The 1 cm long worm was found four years later by Scientists at St Thomas’ Hospital in London took a biopsy of his brain.

When the surgeons finally extracted the parasite, they realised that it has travelled 5cm to the right side of his brain and its eggs had become tangled in his brain matter.

The small tapeworm, Spirometra erinaceieuropaei, was identified by a team of scientists led by Dr Hayley Bennett, from the Wellcome Trust Sanger Institute. They revealed that cases like this have only been reported 300 times over the last 60 years. It is mostly found in South East Asia, China and Japan.

This particular worm has never been found in the UK before, but can be caught after eating infected food or in a Chinese medical aid for sore eyes which has ingredients including raw frog.

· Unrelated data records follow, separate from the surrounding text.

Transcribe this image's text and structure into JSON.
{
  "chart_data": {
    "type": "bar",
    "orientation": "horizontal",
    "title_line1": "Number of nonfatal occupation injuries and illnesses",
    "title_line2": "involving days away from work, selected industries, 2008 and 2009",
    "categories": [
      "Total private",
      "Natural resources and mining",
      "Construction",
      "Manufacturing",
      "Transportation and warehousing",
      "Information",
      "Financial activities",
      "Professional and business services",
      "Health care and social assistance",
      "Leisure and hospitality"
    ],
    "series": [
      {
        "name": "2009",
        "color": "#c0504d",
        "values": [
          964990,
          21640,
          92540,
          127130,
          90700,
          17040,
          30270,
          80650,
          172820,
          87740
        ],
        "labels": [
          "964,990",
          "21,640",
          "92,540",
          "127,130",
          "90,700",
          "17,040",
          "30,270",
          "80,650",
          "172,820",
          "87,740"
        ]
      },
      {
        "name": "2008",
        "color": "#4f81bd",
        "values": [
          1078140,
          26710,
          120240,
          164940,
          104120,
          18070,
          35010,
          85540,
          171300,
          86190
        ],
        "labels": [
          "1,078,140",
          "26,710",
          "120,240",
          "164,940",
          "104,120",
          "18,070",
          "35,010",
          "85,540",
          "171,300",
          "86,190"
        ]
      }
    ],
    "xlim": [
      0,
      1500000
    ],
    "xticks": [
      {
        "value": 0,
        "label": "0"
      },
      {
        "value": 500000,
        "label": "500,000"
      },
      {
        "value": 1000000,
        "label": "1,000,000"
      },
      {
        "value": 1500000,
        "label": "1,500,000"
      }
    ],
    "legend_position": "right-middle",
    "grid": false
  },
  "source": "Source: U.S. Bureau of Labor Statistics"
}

Other foods such as crustaceans from lakes, raw meat from reptiles and amphibians also put you at greater risk.

The victim had a Chinese background- had lived in the UK for 20 years but had also visited China regularly during that time.

Writing in the Genome Biology journal, Dr Effrossyni Gkrania-Klotsas, study author from the department of infectious disease at Addenbrooke’s Hospital in Cambridge, said: ‘We did not expect to see an infection of this kind in the UK, but global travel means that unfamiliar parasites do sometimes appear.’

By investigating the worm more closely, scientists believe they can generate new treatments to prevent such cases.